Figure 6. Indole skews toward Th17 cells.

Six-week-old male DBA/1 mice were fed a TL or TS diet starting on day –1 and through the duration of the experiment. Following induction of CIA, mice were treated with indole (200 μL of a 10 mM solution) or vehicle control (0.33% methanol) by oral gavage every other day starting on day 0. Spleens were harvested on day 35 for analysis by flow cytometry. (A) Splenic naive (CD44^–CD62L⁺) T cells as a percentage of CD4⁺ T cells. (B) Splenic effector T cells (CD44⁺CD62L^–) as a percentage of CD4⁺ T cells. (C) Splenic central memory T cells (CD44⁺CD62L⁺) as a percentage of CD4⁺ T cells. n = 5–10 per group from 1 independent experiment for A–C. (D) Splenic FoxP3⁺RORγt^–CD25⁺ Tregs are plotted as a percentage of total CD4⁺ T cells. (E) Splenic CD3⁺CD4⁺FoxP3^–RORγt⁺ Th17 cells are plotted as a percentage of total CD4⁺ T cells. (F) Ratio of splenic Th17 to Tregs at CIA days 21 and 35. n = 10–20 per group, pooled from 2 independent experiments (day 35 [d35]) (D–F) and n = 10 per group (day 21 [d21]) from 1 independent experiment (F). (G and H) Total splenocytes from CIA day 35 were harvested and restimulated (stim) with bovine type II collagen (G) or CD3/CD28 Dynabeads (H); supernatant was saved and IL-17A/F was measured by Meso Scale Discovery (MSD). One statistical outlier was identified in the TS+Vehicle group using Grubb’s test and was excluded from analysis. n = 4 (TS+Vehicle) and n = 5 (TL+Indole, TL+Vehicle) per group from 1 independent experiment. (I) TL+Indole-treated mice received i.p. injections of 100 μg anti–IL-23p19 or isotype (anti-HRP) on CIA days 0, 7, 14, and 21, and CIA severity was monitored. n = 10 (TL+Indole+anti–IL-23), n = 10 (TL+Indole+Isotype), and n = 4 (TS+Vehicle). Asterisks show the comparison between TL+Indole⁺Isotype versus TL+Indole+anti–IL-23. For all panels, values are plotted as individual mice (symbols) and the mean ± SEM (bars). *P < 0.05, **P < 0.01, ***P < 0.001, and ****P < 0.0001, by 1-way ANOVA with Bonferroni’s correction for multiple comparisons (A–H) or 2-way ANOVA with Bonferroni’s correction for multiple comparisons (I).

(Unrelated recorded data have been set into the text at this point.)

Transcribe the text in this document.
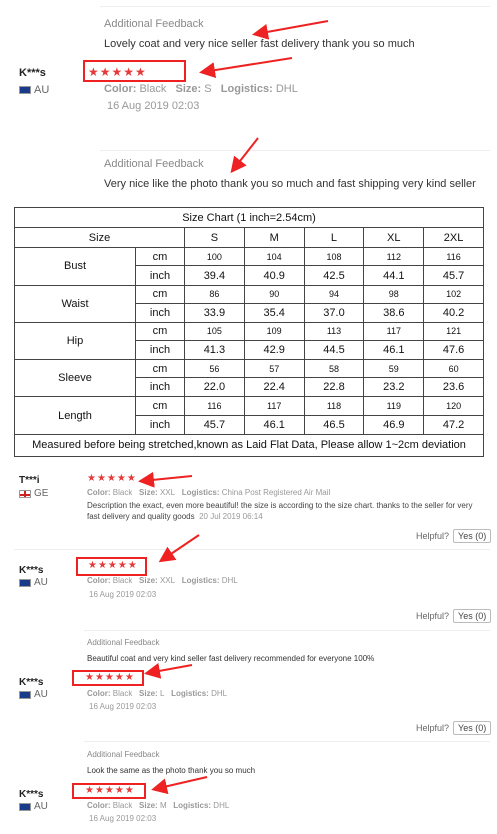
Additional Feedback
Lovely coat and very nice seller fast delivery thank you so much
K***s
AU
★★★★★
Color: Black Size: S Logistics: DHL
16 Aug 2019 02:03
Additional Feedback
Very nice like the photo thank you so much and fast shipping very kind seller
Size Chart (1 inch=2.54cm)						
Size		S	M	L	XL	2XL
Bust	cm	100	104	108	112	116
	inch	39.4	40.9	42.5	44.1	45.7
Waist	cm	86	90	94	98	102
	inch	33.9	35.4	37.0	38.6	40.2
Hip	cm	105	109	113	117	121
	inch	41.3	42.9	44.5	46.1	47.6
Sleeve	cm	56	57	58	59	60
	inch	22.0	22.4	22.8	23.2	23.6
Length	cm	116	117	118	119	120
	inch	45.7	46.1	46.5	46.9	47.2
Measured before being stretched,known as Laid Flat Data, Please allow 1~2cm deviation						
T***i
GE
★★★★★
Color: Black Size: XXL Logistics: China Post Registered Air Mail
Description the exact, even more beautiful! the size is according to the size chart. thanks to the seller for very fast delivery and quality goods 20 Jul 2019 06:14
Helpful?	Yes (0)
K***s
AU
★★★★★
Color: Black Size: XXL Logistics: DHL
16 Aug 2019 02:03
Helpful?	Yes (0)
Additional Feedback
Beautiful coat and very kind seller fast delivery recommended for everyone 100%
K***s
AU
★★★★★
Color: Black Size: L Logistics: DHL
16 Aug 2019 02:03
Helpful?	Yes (0)
Additional Feedback
Look the same as the photo thank you so much
K***s
AU
★★★★★
Color: Black Size: M Logistics: DHL
16 Aug 2019 02:03
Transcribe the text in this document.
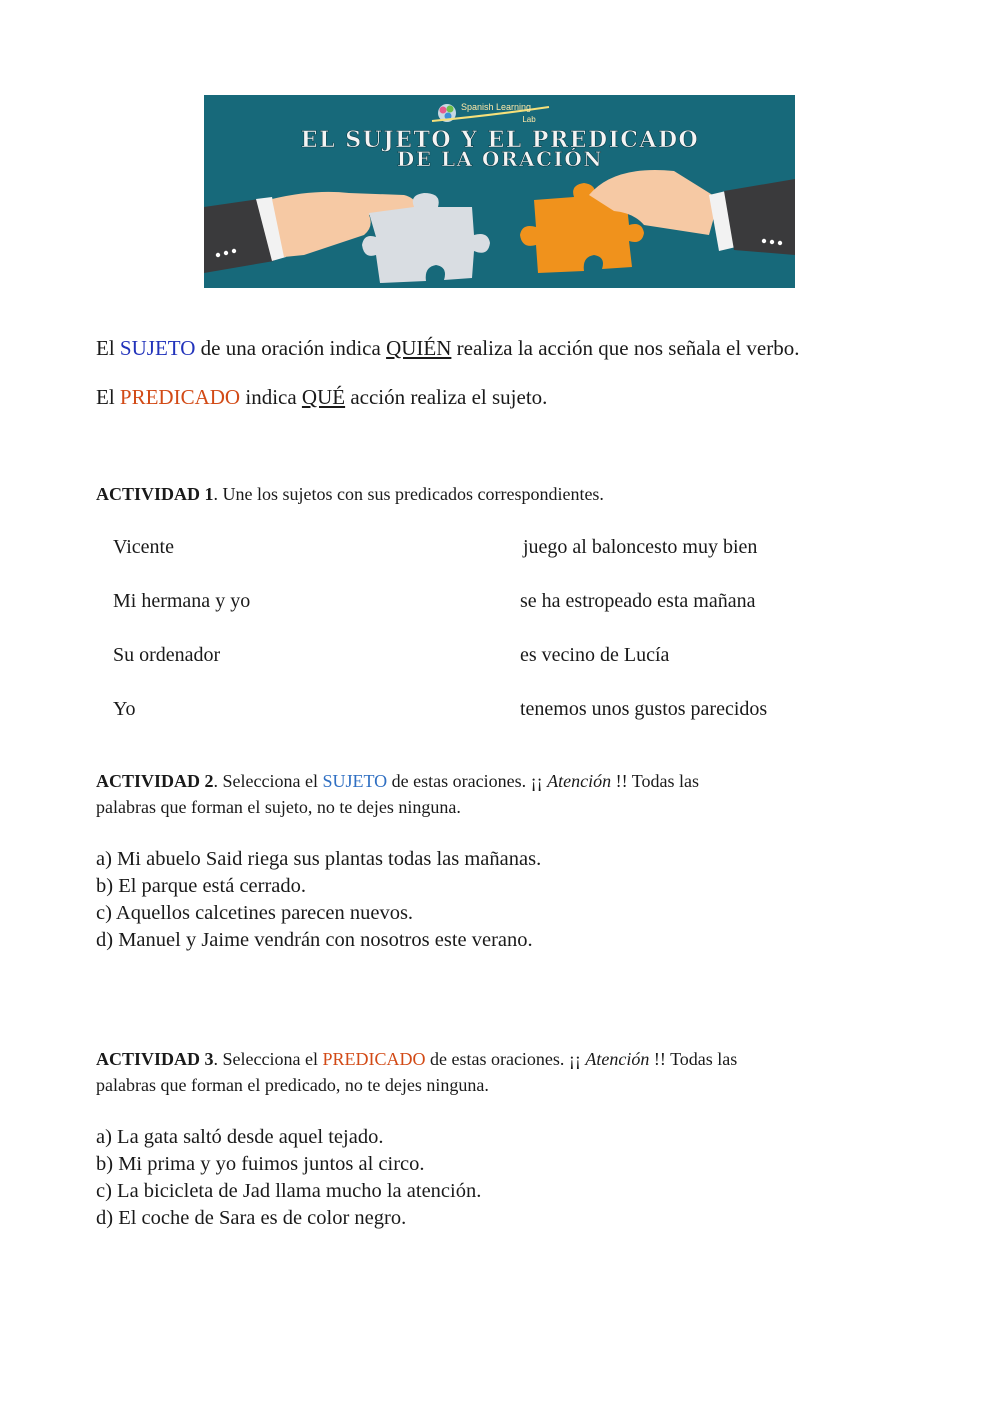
Spanish Learning
Lab
EL SUJETO Y EL PREDICADO
DE LA ORACIÓN
El SUJETO de una oración indica QUIÉN realiza la acción que nos señala el verbo.
El PREDICADO indica QUÉ acción realiza el sujeto.
ACTIVIDAD 1. Une los sujetos con sus predicados correspondientes.
Vicente
Mi hermana y yo
Su ordenador
Yo
juego al baloncesto muy bien
se ha estropeado esta mañana
es vecino de Lucía
tenemos unos gustos parecidos
ACTIVIDAD 2. Selecciona el SUJETO de estas oraciones. ¡¡ Atención !! Todas las
palabras que forman el sujeto, no te dejes ninguna.
a) Mi abuelo Said riega sus plantas todas las mañanas.
b) El parque está cerrado.
c) Aquellos calcetines parecen nuevos.
d) Manuel y Jaime vendrán con nosotros este verano.
ACTIVIDAD 3. Selecciona el PREDICADO de estas oraciones. ¡¡ Atención !! Todas las
palabras que forman el predicado, no te dejes ninguna.
a) La gata saltó desde aquel tejado.
b) Mi prima y yo fuimos juntos al circo.
c) La bicicleta de Jad llama mucho la atención.
d) El coche de Sara es de color negro.
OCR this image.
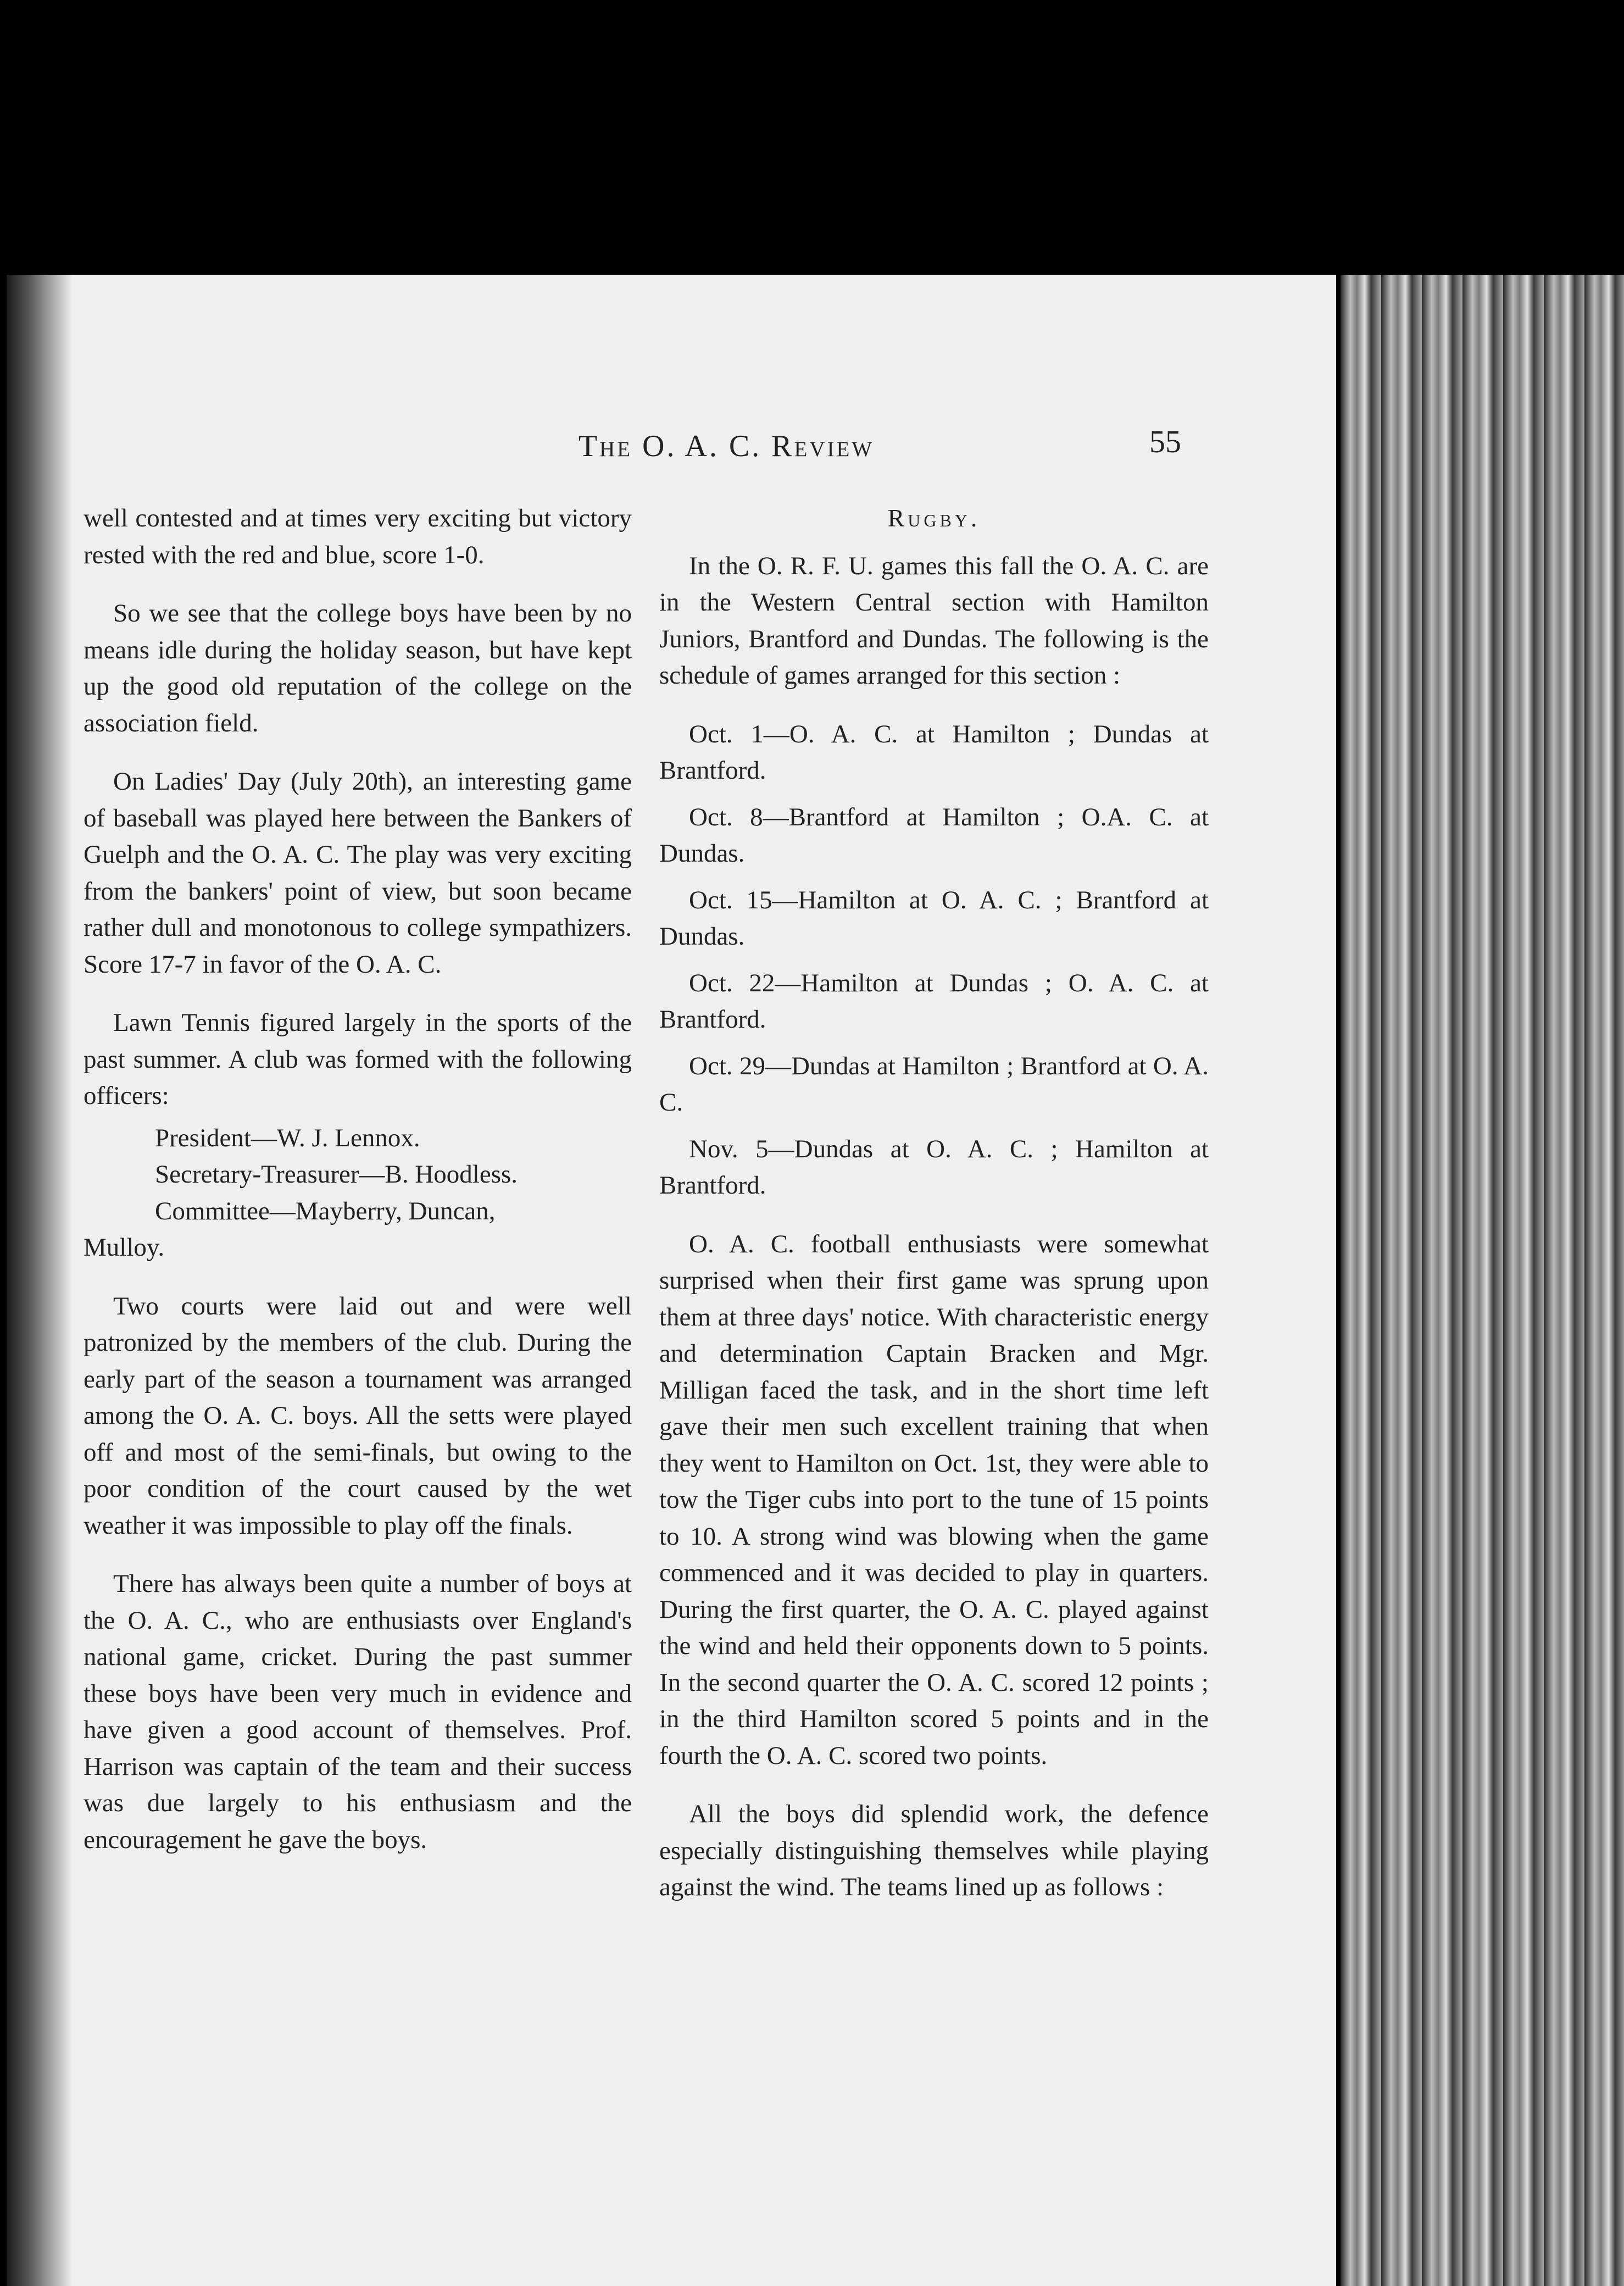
The O. A. C. Review	55

well contested and at times very exciting but victory rested with the red and blue, score 1-0.

So we see that the college boys have been by no means idle during the holiday season, but have kept up the good old reputation of the college on the association field.

On Ladies' Day (July 20th), an interesting game of baseball was played here between the Bankers of Guelph and the O. A. C. The play was very exciting from the bankers' point of view, but soon became rather dull and monotonous to college sympathizers. Score 17-7 in favor of the O. A. C.

Lawn Tennis figured largely in the sports of the past summer. A club was formed with the following officers:

President—W. J. Lennox.
Secretary-Treasurer—B. Hoodless.
Committee—Mayberry, Duncan,
Mulloy.

Two courts were laid out and were well patronized by the members of the club. During the early part of the season a tournament was arranged among the O. A. C. boys. All the setts were played off and most of the semi-finals, but owing to the poor condition of the court caused by the wet weather it was impossible to play off the finals.

There has always been quite a number of boys at the O. A. C., who are enthusiasts over England's national game, cricket. During the past summer these boys have been very much in evidence and have given a good account of themselves. Prof. Harrison was captain of the team and their success was due largely to his enthusiasm and the encouragement he gave the boys.

Rugby.

In the O. R. F. U. games this fall the O. A. C. are in the Western Central section with Hamilton Juniors, Brantford and Dundas. The following is the schedule of games arranged for this section :

Oct. 1—O. A. C. at Hamilton ; Dundas at Brantford.
Oct. 8—Brantford at Hamilton ; O.A. C. at Dundas.
Oct. 15—Hamilton at O. A. C. ; Brantford at Dundas.
Oct. 22—Hamilton at Dundas ; O. A. C. at Brantford.
Oct. 29—Dundas at Hamilton ; Brantford at O. A. C.
Nov. 5—Dundas at O. A. C. ; Hamilton at Brantford.

O. A. C. football enthusiasts were somewhat surprised when their first game was sprung upon them at three days' notice. With characteristic energy and determination Captain Bracken and Mgr. Milligan faced the task, and in the short time left gave their men such excellent training that when they went to Hamilton on Oct. 1st, they were able to tow the Tiger cubs into port to the tune of 15 points to 10. A strong wind was blowing when the game commenced and it was decided to play in quarters. During the first quarter, the O. A. C. played against the wind and held their opponents down to 5 points. In the second quarter the O. A. C. scored 12 points ; in the third Hamilton scored 5 points and in the fourth the O. A. C. scored two points.

All the boys did splendid work, the defence especially distinguishing themselves while playing against the wind. The teams lined up as follows :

Figure 7. Indole-stimulated human intestinal cells also highlight changes in function.

LPMCs isolated from healthy human colon tissue were stimulated with 1 mM indole or vehicle for 4 hours. CD19⁺ B cells and CD3⁺ T cells were flow sorted, and RNA was isolated for RNA-Seq. Differentially expressed pathways (indole versus vehicle) were identified with Ingenuity Pathway Analysis for (A) CD19⁺ B cells and (B) CD3⁺ T cells. n = 5 paired samples.